Attempt to impeach Andrew Johnson offers insight

Curt Greer’s May 2 letter to the editor fantasizes an “attempted coup” by a “Democratic cabal.” Robert Mueller is a decorated Marine Corps hero and lifelong Republican (“Democratic cabal?”) who continued his lifelong service to his country by taking on the thankless job of investigating the president. The portrait of Mr. Trump painted by Mr. Mueller is far different than portrayed in the tweets that followed. Mueller declined to indict Mr. Trump on obstruction charges, scrupulously following a Department of Justice policy that exempts a sitting president from indictment, but left that job up to Congress, as is proper.

Don’t you remember? Bill Clinton was impeached by Republicans for lying about the Monica Lewinsky affair, and George W. Bush subsequently won the Republican presidential nomination on a platform of “restoring honor and dignity to the White House.” Where are honor and dignity now? We have hush-money payments to porn stars. The Washington Post fact-checker documents over 10,000 lies told publicly by Mr. Trump.

The impeachment of Andrew Johnson sounds eerily familiar: A self-styled champion of the white middle class, Johnson spoke to voters skeptical of the Republican Party’s progressive agenda of Reconstruction. Many voters identified with his raw, profane style. John Wilkes Booth made him president with a bullet.

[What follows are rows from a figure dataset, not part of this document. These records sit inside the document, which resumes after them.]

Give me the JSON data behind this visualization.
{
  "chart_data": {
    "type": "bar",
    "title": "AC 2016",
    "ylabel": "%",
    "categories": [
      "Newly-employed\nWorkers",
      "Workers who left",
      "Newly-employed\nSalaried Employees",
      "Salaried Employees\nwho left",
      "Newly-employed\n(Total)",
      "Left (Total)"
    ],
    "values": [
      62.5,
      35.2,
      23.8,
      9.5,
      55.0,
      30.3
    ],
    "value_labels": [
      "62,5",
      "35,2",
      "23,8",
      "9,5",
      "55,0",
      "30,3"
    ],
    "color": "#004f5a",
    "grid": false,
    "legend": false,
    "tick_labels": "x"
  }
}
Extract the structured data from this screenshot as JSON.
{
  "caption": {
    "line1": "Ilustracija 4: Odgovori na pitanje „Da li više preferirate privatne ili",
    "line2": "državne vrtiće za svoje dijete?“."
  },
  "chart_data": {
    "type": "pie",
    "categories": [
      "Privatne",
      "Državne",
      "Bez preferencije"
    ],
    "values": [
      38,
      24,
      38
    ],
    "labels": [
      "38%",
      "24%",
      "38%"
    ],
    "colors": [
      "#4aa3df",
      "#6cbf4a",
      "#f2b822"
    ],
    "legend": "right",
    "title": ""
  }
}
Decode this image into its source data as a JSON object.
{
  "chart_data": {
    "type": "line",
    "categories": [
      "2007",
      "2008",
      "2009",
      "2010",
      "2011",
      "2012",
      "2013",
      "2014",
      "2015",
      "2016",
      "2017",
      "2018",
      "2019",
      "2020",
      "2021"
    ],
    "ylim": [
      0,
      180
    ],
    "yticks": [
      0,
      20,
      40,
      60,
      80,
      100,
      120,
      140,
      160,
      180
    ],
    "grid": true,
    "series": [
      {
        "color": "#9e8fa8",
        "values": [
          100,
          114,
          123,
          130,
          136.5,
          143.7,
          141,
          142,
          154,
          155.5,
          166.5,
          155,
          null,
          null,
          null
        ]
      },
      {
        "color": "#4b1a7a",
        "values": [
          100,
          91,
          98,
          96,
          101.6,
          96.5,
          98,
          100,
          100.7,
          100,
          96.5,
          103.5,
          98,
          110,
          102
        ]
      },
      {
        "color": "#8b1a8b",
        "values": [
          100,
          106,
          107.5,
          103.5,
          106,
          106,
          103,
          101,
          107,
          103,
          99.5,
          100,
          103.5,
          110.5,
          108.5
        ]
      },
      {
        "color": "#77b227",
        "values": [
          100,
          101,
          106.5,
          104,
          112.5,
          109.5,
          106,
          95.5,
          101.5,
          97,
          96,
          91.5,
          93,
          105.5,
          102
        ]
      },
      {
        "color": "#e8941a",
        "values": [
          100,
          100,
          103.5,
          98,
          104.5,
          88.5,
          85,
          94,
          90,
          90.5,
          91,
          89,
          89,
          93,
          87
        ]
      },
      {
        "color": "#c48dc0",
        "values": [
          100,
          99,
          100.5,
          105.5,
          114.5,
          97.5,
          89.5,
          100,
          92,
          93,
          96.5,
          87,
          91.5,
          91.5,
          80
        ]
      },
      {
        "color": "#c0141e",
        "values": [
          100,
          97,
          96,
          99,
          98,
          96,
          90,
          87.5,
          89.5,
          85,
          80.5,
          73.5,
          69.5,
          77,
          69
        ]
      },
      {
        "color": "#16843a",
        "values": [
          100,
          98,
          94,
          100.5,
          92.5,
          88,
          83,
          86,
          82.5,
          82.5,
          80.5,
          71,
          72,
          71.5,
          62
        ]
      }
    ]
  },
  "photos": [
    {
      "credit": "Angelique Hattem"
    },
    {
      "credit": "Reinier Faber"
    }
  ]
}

E.P. Whipple wrote about him (The Atlantic magazine) in 1866, “The president of the United States has so singular a combination of defects for the office of constitutional magistrate, that he could have obtained the opportunity to misrule the nation only by a visitation of Providence.” Johnson, as president, vetoed the Civil Rights Act of 1866. Many members of Johnson’s cabinet worked behind the scenes with congressional allies to attempt to restrain the president, who began to see conspiracies against him everywhere. He moved to purge the offenders who frustrated his desires.

A campaign of white nationalist terror followed. Johnson refused to suppress the violence, in which dozens of blacks were slaughtered or maimed, instead using the public’s fear of violence to build a constituency loyal to him personally instead of to either party. The impeachment was defeated by one vote. Reconstruction was abandoned. What followed was 100 years of Jim Crow.

Mr. Greer’s letter thanks Mr. Trump for a 3.2 percent GDP growth. I submit that the price for that is too high.